Earth’s Northern Hemisphere over the past 30 years has seen more “hot” (orange), “very hot” (red) and “extremely hot” (brown) summers, compared to a base period defined in this study from 1951 to 1980. This visualization shows how the area experiencing “extremely hot” summers grows from nearly nonexistent during the base period to cover 12 percent of land in the Northern Hemisphere by 2011. Watch for the 2011 heat waves in Texas, Oklahoma and Mexico, or the 2010 heat waves the Middle East, Western Asia and Eastern Europe. Credit: NASA/Goddard Space Flight Center Scientific Visualization Studio
By James Hansen, Makiko Sato, Reto Ruedy, via NASA’s Goddard Institute for Space Studies
The greatest barrier to public recognition of human-made climate change is probably the natural variability of local climate. How can a person discern long-term climate change, given the notorious variability of local weather and climate from day to day and year to year?
The question is important because actions to stem emissions of gases that cause global warming are unlikely until the public appreciates the significance of global warming and perceives that it will have unacceptable consequences. Thus when nature seemingly provides evidence of climate change it needs to be examined objectively by the public, as well as by scientists.
Therefore it was disappointing that most early media reports on the heat wave, widespread drought, and intense forest fires in the United States in 2012 did not mention or examine the potential connection between these climate events and global warming.
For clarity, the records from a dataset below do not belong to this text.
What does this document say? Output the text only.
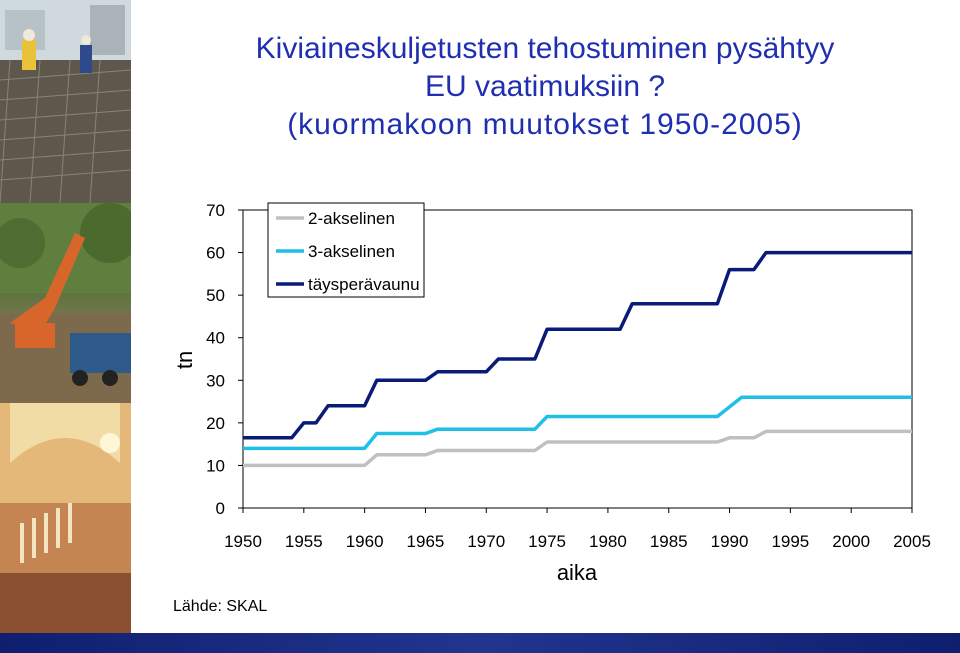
Kiviaineskuljetusten tehostuminen pysähtyy
EU vaatimuksiin ?

(kuormakoon muutokset 1950-2005)
0
10
20
30
40
50
60
70
1950 1955 1960 1965 1970 1975 1980 1985 1990 1995 2000 2005
2-akselinen
3-akselinen
täysperävaunu
tn
aika
Lähde: SKAL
Is this reticence justified?
In a new paper (Hansen et al., 2012a), we conclude that such reticence is not justified. The paper attempts to illustrate the data in ways that properly account for climate variability yet are understandable to the public.
We show how the probability of unusually warm seasons is changing, emphasizing summer when the changes have large practical effects. We calculate seasonal-mean temperature anomalies relative to average temperature in the base period 1951-1980. This is an appropriate base period because global temperature was relatively stable and still within the Holocene range to which humanity and other planetary life are adapted (note 1).
We illustrate variability of seasonal temperature in units of standard deviation (σ), including comparison with the normal distribution (“bell curve”) that the lay public may appreciate. The probability distribution (frequency of occurrence) of local summer-mean temperature anomalies was close to the normal distribution in the 1950s, 1960s and 1970s in both hemispheres (Fig. 2). However, in each subsequent decade the distribution shifted toward more positive anomalies, with the positive tail (hot outliers) of the distribution shifting the most.

Figure 2. Temperature anomaly distribution: The frequency of occurrence (vertical axis) of local temperature anomalies (relative to 1951-1980 mean) in units of local standard deviation (horizontal axis). Area under each curve is unity. Image credit: NASA/GISS.
An important change is the emergence of a subset of the hot category, extremely hot outliers, defined as anomalies exceeding +3σ. The frequency of these extreme anomalies is about 0.13% in the normal distribution, and thus in a typical summer in the base period only 0.1-0.2% of the globe is covered by such hot extremes. However, we show that during the past several years the global land area covered by summer temperature anomalies exceeding +3σ has averaged about 10%, an increase by more than an order of magnitude compared to the base period. Recent examples of summer temperature anomalies exceeding +3σ include the heat wave and drought in Oklahoma, Texas and Mexico in 2011 and a larger region encompassing much of the Middle East, Western Asia and Eastern Europe, including Moscow, in 2010.